The training process—teaching the AI how to create images of John—took about an hour and was free thanks to a Google cloud computing service. Once training was complete, generating the images themselves took several hours—not because generating them is slow but because we needed to sort through many imperfect pictures (and use trial-and-error in prompting) to find the best ones. Still, it’s dramatically easier than attempting to create a realistic fake of “John” in Photoshop from scratch.

Thanks to AI, we can make John appear to commit illegal or immoral acts, such as breaking into a house, using illegal drugs, or taking a nude shower with a student. With add-on AI models optimized for pornography, John can be a porn star, and that capability can even veer into CSAM territory.

We can also generate images of John doing seemingly innocuous things that might still personally be devastating to him—drinking at a bar when he’s pledged sobriety or spending time somewhere he is not supposed to be.

He can also be put into fun and fantastic situations, like being a medieval knight or an astronaut. He can appear young or old, obese or skinny, with or without glasses, or wearing different outfits.

The synthesized images are not perfect. If you look carefully, a knowledgeable person can spot them as fakes. But the tech that creates these images has been progressing rapidly, and it may soon be completely impossible to tell the difference between a synthesized photo and a real one. Yet even with their deficiencies, any of these fake images could plant devastating doubts about John or potentially ruin his reputation.
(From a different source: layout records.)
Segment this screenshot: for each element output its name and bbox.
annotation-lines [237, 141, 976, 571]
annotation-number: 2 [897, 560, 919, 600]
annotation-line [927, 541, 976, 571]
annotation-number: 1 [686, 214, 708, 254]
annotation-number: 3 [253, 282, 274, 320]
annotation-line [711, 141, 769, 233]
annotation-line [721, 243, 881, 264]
Further Reading: Google’s newest AI generator creates HD video from text prompts

You can see many examples of people using this same technique (with real people) to create whimsical, artistic profile photos of themselves. And commercial services and apps like Lensa have recently emerged that promise to handle the training for you. What they don’t show you is the potential negative effects of this technology if a person uses someone else’s face without their consent.

How does it work?

If you haven’t been paying attention to the rapid progress in AI image generators recently, seeing what we’ve pulled off above might be very alarming. Basically, computer scientists have figured out how to generate new photorealistic images of anything you can imagine by teaching AI using real photos, and the technology has accelerated rapidly over the past year.

The tech has been controversial because, aside from photos, it has also allowed people to generate new artwork that imitates existing artists’ work without their permission.

One of the most impactful AI image generators is called Stable Diffusion. It’s a deep-learning image synthesis model (a fancy term for AI software) that can generate completely new images from text descriptions. It can run locally on a Windows or Linux PC with a beefy GPU, on a Mac, or in the cloud on rented computer hardware.

Further Reading: Artist finds private medical record photos in popular AI training data set

With financial support from Stability AI, an academic organization called CompVis trained Stable Diffusion’s AI model using hundreds of millions of publicly accessible images downloaded from the Internet. Stability AI released Stable Diffusion as open source software on August 22, 2022, meaning anyone can use it for free, and it has become integrated into a growing number of commercial products.

Through intensive training, Stable Diffusion’s neural network has learned to associate words and the general statistical association between the positions of pixels in images. As a result, you can give Stable Diffusion a text prompt, such as “Morgan Freeman in a classroom,” and you’ll get back a completely new image of Morgan Freeman in a classroom.

Making images of Morgan Freeman is easy because there are probably hundreds of photos of him in the data set used to train Stable Diffusion. It already knows what Morgan Freeman looks like. But if you want it to make images of an average person like John, you need to give Stable Diffusion some extra help.

That’s where Dreambooth comes in. Announced on August 30, 2022, by Google researchers, Dreambooth uses a special technique to teach Stable Diffusion’s AI model new subjects through a process called “fine tuning.”